李平安伸手抵上余渡的心口,那人心脏跳动地平稳。
只是晕了。
“你要解释一下为什么出现在这里吗?”李平安起身,手里的刀攥地更紧了一些。
赵席玉这才像是突然惊醒一般,松开紧咬的牙,反问道:“你不先解释吗?”
李平安不语,只是一副“你有耳朵”的样子看着他。
赵席玉手里袖箭指向眼前的人,一步步逼近,艰涩开口:“你是雁云卫的人?”
“是。”
“那一年前平南王之乱,你,你有没有……”
“有。”李平安看向他的眼神古井无波,平静地说:“我乃雁云卫暗支统领。平南王北上叛乱,容王所驻池州乃阻敌要道,我在容王麾下,必然应战。”
“那你是否……”
“是。”李平安仿佛知道他要问什么,“我部受命,捉拿意图自池州西突围上京的叛贼,那些人里,许多都是赵氏军中的兵将。”
“你率队,杀了他们?”赵席玉声音发哑,他踉跄了一下,用手抵住额头,想让自己冷静一些。
不对,不对。若如此,以李平安的武功,雁云卫怎会全部殉职?她又怎会隐藏身份来到京城?
眼前的人面色煞白,袖箭不住地颤,李平安也提起刀,刀尖向前:“所以,一心为公,大义灭亲的赵侯,你是要送我去受赏呢……”她停了一息,又冷声道:“还是送我去死,为你含冤枉死的赵氏军报仇?”
赵席玉的步子一滞,“你……你知道?”所以她真的知道他的秘密!
李平安不做声,眼底沁着寒意。
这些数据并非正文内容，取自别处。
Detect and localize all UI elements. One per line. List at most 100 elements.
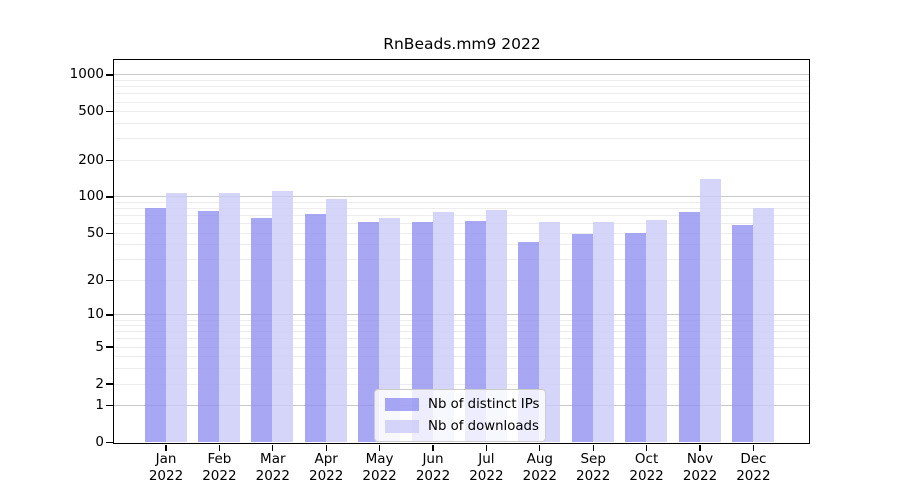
- major-gridline: [114, 314, 809, 316]
- minor-gridline: [114, 86, 809, 88]
- x-tick-mark: [432, 444, 434, 451]
- y-tick-label: 0: [95, 434, 104, 450]
- x-tick-month: Sep: [580, 451, 606, 467]
- x-tick-label-jul: Jul 2022: [451, 451, 521, 485]
- bar-dec-distinct-ips: [731, 225, 753, 442]
- minor-gridline: [114, 101, 809, 103]
- bar-apr-distinct-ips: [304, 214, 326, 442]
- minor-gridline: [114, 346, 809, 348]
- legend-label-downloads: Nb of downloads: [428, 419, 539, 434]
- plot-area: [113, 59, 810, 444]
- minor-gridline: [114, 338, 809, 340]
- bar-mar-distinct-ips: [251, 218, 273, 442]
- minor-gridline: [114, 223, 809, 225]
- x-tick-mark: [592, 444, 594, 451]
- minor-gridline: [114, 111, 809, 113]
- x-tick-month: Dec: [740, 451, 767, 467]
- x-tick-year: 2022: [202, 468, 237, 484]
- major-gridline: [114, 74, 809, 76]
- x-tick-month: Oct: [634, 451, 659, 467]
- x-tick-year: 2022: [415, 468, 451, 484]
- x-tick-month: Feb: [207, 451, 232, 467]
- minor-gridline: [114, 319, 809, 321]
- y-tick-label: 1000: [69, 66, 104, 83]
- x-tick-month: Nov: [686, 451, 714, 467]
- minor-gridline: [114, 331, 809, 333]
- x-tick-label-jun: Jun 2022: [398, 451, 468, 485]
- bar-may-distinct-ips: [358, 221, 380, 442]
- x-tick-mark: [378, 444, 381, 451]
- bar-feb-distinct-ips: [197, 210, 219, 442]
- y-tick-mark: [106, 159, 113, 162]
- y-tick-label: 5: [95, 338, 104, 355]
- minor-gridline: [114, 383, 809, 385]
- x-tick-mark: [325, 444, 327, 451]
- x-tick-label-sep: Sep 2022: [558, 451, 628, 485]
- x-tick-mark: [485, 444, 488, 451]
- minor-gridline: [114, 80, 809, 82]
- minor-gridline: [114, 368, 809, 370]
- legend-item-distinct-ips: Nb of distinct IPs: [385, 397, 539, 412]
- minor-gridline: [114, 259, 809, 261]
- y-tick-mark: [106, 383, 113, 385]
- y-tick-label: 2: [95, 375, 104, 392]
- x-tick-label-oct: Oct 2022: [612, 451, 682, 485]
- bar-jul-downloads: [485, 209, 507, 442]
- bar-apr-downloads: [325, 199, 347, 442]
- bar-mar-downloads: [272, 190, 294, 442]
- legend-swatch-downloads: [385, 420, 419, 433]
- x-tick-mark: [645, 444, 648, 451]
- bar-nov-downloads: [699, 179, 721, 442]
- y-tick-label: 50: [86, 224, 104, 241]
- x-tick-label-apr: Apr 2022: [291, 451, 361, 485]
- minor-gridline: [114, 325, 809, 327]
- x-tick-year: 2022: [522, 468, 557, 484]
- minor-gridline: [114, 280, 809, 282]
- y-tick-mark: [106, 441, 113, 444]
- bar-sep-distinct-ips: [571, 233, 593, 442]
- y-tick-label: 20: [86, 272, 104, 289]
- minor-gridline: [114, 123, 809, 125]
- x-tick-month: May: [365, 451, 394, 467]
- bar-aug-downloads: [539, 221, 561, 442]
- x-tick-label-dec: Dec 2022: [718, 451, 788, 485]
- y-tick-label: 10: [86, 306, 104, 323]
- y-tick-mark: [106, 404, 113, 407]
- x-tick-month: Jul: [478, 451, 495, 467]
- bar-feb-downloads: [218, 192, 240, 442]
- y-tick-mark: [106, 232, 113, 234]
- minor-gridline: [114, 232, 809, 234]
- y-tick-mark: [106, 74, 113, 76]
- bar-sep-downloads: [592, 221, 614, 442]
- bar-jan-distinct-ips: [144, 208, 166, 442]
- minor-gridline: [114, 208, 809, 210]
- bar-jun-distinct-ips: [411, 222, 433, 442]
- x-tick-year: 2022: [469, 468, 504, 484]
- y-tick-mark: [106, 196, 113, 198]
- x-tick-year: 2022: [576, 468, 611, 484]
- x-tick-mark: [699, 444, 701, 451]
- x-tick-label-may: May 2022: [345, 451, 415, 485]
- bar-dec-downloads: [752, 208, 774, 442]
- bar-jan-downloads: [165, 192, 187, 442]
- x-tick-mark: [218, 444, 221, 451]
- bar-may-downloads: [379, 217, 401, 442]
- x-tick-year: 2022: [362, 468, 397, 484]
- bar-jun-downloads: [432, 212, 454, 442]
- plot-inner: [114, 60, 809, 443]
- y-tick-mark: [106, 111, 113, 113]
- legend-swatch-distinct-ips: [385, 398, 419, 411]
- y-tick-label: 200: [78, 151, 104, 168]
- x-tick-label-mar: Mar 2022: [238, 451, 308, 485]
- x-tick-month: Mar: [260, 451, 286, 467]
- x-tick-label-aug: Aug 2022: [505, 451, 575, 485]
- x-tick-year: 2022: [255, 468, 290, 484]
- x-tick-label-feb: Feb 2022: [184, 451, 254, 485]
- y-tick-mark: [106, 279, 113, 282]
- x-tick-month: Apr: [314, 451, 338, 467]
- minor-gridline: [114, 159, 809, 161]
- y-tick-label: 1: [95, 397, 104, 414]
- bar-nov-distinct-ips: [678, 211, 700, 442]
- legend-item-downloads: Nb of downloads: [385, 419, 539, 434]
她自然知道,她偶尔梦回,实在寻不到安抚心神的法子时,也曾不讲道理地怨过。
若是那些赵氏兵将没有蠢到当着不知敌友的来人喊冤,她若不知道那场叛乱所谓的秘密,若心肠再歹毒些杀了他们了事,她的卫队是不是可以不用死?
“说!”赵席玉低吼一声,眼眶描上一层红,几乎要失控:“你的命令是捉拿不是绞杀,你没有动手是不是?”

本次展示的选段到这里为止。